The one-on-one conversations provide you with an ideal opportunity to pick up on anything that may be bothering your toddlers. Encourage them to discuss their day . This is the ideal opportunity for you to start to build an open relationship with your child that if nurtured will continue to grow throughout their lives. This is the time of day to say "I love you, unconditionally and I am here for you." Build their self esteem and bring a positive influence into their lives. We all need more positive people around us in the world today.
Recommended Reading For Toddlers
My favorite author of toddler books is Margaret Wise Brown and in particular the following:-
• Goodnight Moon, by Margaret Wise Brown, illustrated by Clement Hurd
Margaret's books have been delighting children for years and Goodnight Moon is no exception as it tells the tale of the bunny rabbit that each evening performs his daily ritual of saying goodnight to every object in his room, including "a comb, and a brush, and a bowl full of mush." The illustrations fade in accordance with the story and vibrantly colored illustrations fade slowly to pale shades of gray as the bunny gets sleepy. Excellent book with magnificent illustrations and a prefect bedtime story.
• The Big Red Barn, by Margaret Wise Brown, illustrated by Felicia Bond
This is an ideal book for those of you looking for rhyming books. It tells the story of a day in the life of a group of farm animals with simple rhymes that small toddlers will enjoy. Beautifully illustrated this book tells of a mouse that is born in the field and how a pig learns to squeal and right at the end of the book all the animals snuggle down to sleep with their parents. A delightful book to set the mood for bedtime.
• The Runaway Bunny, by Margaret Wise Brown, illustrated by Clement Hurd
This story is about the unconditional love of a mother for her child and is an absolute winner on those days when your toddler needs some re-assuring. It is about a young bunny that threatens to run away and become a rock ... a fish ... a flower ... Mother Rabbit decides to join him in his adventures and assures him that no matter where he goes she will follow. The story is told in soothing rhythms - and is recommended reading to help your toddler to fall asleep feeling safe and loved.

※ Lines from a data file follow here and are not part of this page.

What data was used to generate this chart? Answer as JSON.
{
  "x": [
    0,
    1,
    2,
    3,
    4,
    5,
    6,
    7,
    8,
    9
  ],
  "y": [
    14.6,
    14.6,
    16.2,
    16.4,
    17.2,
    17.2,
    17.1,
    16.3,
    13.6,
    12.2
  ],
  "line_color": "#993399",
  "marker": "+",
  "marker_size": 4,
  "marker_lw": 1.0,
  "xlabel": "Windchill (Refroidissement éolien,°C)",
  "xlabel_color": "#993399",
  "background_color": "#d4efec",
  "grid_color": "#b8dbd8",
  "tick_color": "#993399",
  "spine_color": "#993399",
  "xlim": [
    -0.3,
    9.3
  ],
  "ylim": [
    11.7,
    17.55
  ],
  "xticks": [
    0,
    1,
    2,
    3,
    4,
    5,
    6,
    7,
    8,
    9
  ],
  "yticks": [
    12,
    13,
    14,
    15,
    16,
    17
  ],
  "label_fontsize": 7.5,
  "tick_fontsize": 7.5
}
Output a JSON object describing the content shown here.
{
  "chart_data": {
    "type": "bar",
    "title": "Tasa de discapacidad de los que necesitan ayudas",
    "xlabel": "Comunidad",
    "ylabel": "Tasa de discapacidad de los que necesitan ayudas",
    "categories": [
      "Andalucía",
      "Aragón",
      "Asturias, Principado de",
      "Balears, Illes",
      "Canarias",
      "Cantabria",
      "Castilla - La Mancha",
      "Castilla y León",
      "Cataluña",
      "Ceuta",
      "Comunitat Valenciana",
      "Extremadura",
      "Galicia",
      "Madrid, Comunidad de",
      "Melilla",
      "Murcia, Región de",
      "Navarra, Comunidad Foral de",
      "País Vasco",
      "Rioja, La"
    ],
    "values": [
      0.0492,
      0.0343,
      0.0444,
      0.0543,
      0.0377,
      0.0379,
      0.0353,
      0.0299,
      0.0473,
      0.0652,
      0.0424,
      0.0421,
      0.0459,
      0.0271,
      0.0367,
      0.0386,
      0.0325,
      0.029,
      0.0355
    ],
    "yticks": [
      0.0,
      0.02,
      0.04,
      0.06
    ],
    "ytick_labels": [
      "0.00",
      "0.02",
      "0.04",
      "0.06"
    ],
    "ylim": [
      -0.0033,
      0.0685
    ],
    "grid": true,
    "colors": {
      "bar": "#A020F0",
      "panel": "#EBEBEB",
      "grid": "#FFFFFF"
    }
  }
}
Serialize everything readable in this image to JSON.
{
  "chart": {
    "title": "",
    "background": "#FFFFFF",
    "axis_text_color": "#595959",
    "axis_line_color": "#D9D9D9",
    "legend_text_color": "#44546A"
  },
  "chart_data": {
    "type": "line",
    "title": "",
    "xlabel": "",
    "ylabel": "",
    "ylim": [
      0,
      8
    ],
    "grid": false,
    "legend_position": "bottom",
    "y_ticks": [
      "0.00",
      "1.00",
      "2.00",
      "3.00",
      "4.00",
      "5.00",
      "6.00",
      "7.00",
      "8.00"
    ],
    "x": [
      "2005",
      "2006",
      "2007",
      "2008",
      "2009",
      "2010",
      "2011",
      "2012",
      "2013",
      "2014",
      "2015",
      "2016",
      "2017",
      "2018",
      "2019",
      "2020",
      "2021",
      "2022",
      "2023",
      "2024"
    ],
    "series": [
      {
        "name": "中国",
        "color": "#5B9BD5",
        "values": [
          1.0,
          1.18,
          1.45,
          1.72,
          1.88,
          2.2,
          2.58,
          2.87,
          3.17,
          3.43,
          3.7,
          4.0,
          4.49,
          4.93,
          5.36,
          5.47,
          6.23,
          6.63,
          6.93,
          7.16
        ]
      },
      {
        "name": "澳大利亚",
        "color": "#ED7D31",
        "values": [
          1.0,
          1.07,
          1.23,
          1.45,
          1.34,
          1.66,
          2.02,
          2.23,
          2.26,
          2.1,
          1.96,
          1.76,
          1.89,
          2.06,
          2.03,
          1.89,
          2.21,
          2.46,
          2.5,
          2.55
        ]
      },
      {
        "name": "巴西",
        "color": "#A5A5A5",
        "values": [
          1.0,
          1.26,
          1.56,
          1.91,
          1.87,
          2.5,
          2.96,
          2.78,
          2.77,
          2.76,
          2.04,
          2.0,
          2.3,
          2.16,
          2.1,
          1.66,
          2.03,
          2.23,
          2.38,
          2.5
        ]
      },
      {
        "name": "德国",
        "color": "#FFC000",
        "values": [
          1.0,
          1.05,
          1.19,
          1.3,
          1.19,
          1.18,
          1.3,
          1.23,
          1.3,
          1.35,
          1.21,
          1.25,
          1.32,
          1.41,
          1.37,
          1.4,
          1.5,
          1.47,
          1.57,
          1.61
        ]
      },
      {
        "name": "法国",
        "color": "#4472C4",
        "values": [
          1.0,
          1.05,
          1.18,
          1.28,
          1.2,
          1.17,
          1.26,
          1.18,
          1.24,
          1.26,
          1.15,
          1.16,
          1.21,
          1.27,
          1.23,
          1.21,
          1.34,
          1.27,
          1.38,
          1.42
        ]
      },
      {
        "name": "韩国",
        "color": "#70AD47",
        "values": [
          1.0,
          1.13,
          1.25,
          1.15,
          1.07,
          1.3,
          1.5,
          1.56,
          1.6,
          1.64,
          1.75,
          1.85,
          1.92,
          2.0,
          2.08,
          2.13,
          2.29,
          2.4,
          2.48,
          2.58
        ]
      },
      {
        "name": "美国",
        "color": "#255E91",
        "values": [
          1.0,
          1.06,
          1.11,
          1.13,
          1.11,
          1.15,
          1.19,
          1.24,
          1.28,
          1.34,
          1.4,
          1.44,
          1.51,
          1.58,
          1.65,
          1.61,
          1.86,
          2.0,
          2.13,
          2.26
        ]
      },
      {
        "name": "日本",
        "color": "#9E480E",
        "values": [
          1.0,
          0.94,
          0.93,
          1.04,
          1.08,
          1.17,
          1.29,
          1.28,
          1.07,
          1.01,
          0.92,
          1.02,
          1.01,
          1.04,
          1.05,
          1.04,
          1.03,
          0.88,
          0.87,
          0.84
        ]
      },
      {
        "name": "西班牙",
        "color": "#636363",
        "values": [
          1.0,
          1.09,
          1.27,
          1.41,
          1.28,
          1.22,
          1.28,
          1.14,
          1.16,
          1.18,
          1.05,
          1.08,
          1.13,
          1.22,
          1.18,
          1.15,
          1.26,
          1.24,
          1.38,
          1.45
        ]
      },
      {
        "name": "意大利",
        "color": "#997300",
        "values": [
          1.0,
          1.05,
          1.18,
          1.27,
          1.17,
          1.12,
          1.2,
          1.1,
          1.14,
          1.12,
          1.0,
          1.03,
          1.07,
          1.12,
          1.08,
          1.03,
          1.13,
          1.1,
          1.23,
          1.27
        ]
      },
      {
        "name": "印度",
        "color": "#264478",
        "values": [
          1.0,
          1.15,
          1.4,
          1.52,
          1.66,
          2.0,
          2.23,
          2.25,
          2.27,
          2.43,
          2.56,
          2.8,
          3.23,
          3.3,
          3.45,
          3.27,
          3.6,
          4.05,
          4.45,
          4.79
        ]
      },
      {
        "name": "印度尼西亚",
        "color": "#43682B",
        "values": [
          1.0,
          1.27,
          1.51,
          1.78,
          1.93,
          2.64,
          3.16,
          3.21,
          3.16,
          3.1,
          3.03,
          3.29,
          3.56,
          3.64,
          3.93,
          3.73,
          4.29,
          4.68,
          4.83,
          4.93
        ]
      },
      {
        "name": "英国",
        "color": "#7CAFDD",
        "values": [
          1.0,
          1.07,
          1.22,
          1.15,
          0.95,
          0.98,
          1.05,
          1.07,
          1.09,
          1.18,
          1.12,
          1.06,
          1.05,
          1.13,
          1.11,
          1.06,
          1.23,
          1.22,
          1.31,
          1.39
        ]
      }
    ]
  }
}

• Mama, Do You Love Me?, by Barbara M. Joose, illustrated by Barbara Lavallee
This book by Barbara M Joose has basically the same theme as The Runaway Bunny but instead of a Bunny the main character is a little girl. Instead of threatening to run away this little girl asks a series of questions all relating to her mother's undying love and the mother's answer remains the same "I will love you, forever and for always, because you are my dear one." Some of the questions have a dash of humor while others are associated with everyday occurrences such as " What if I broke something?" or "What if I played trick on you". This book is highly recommended - both for adults and toddlers alike.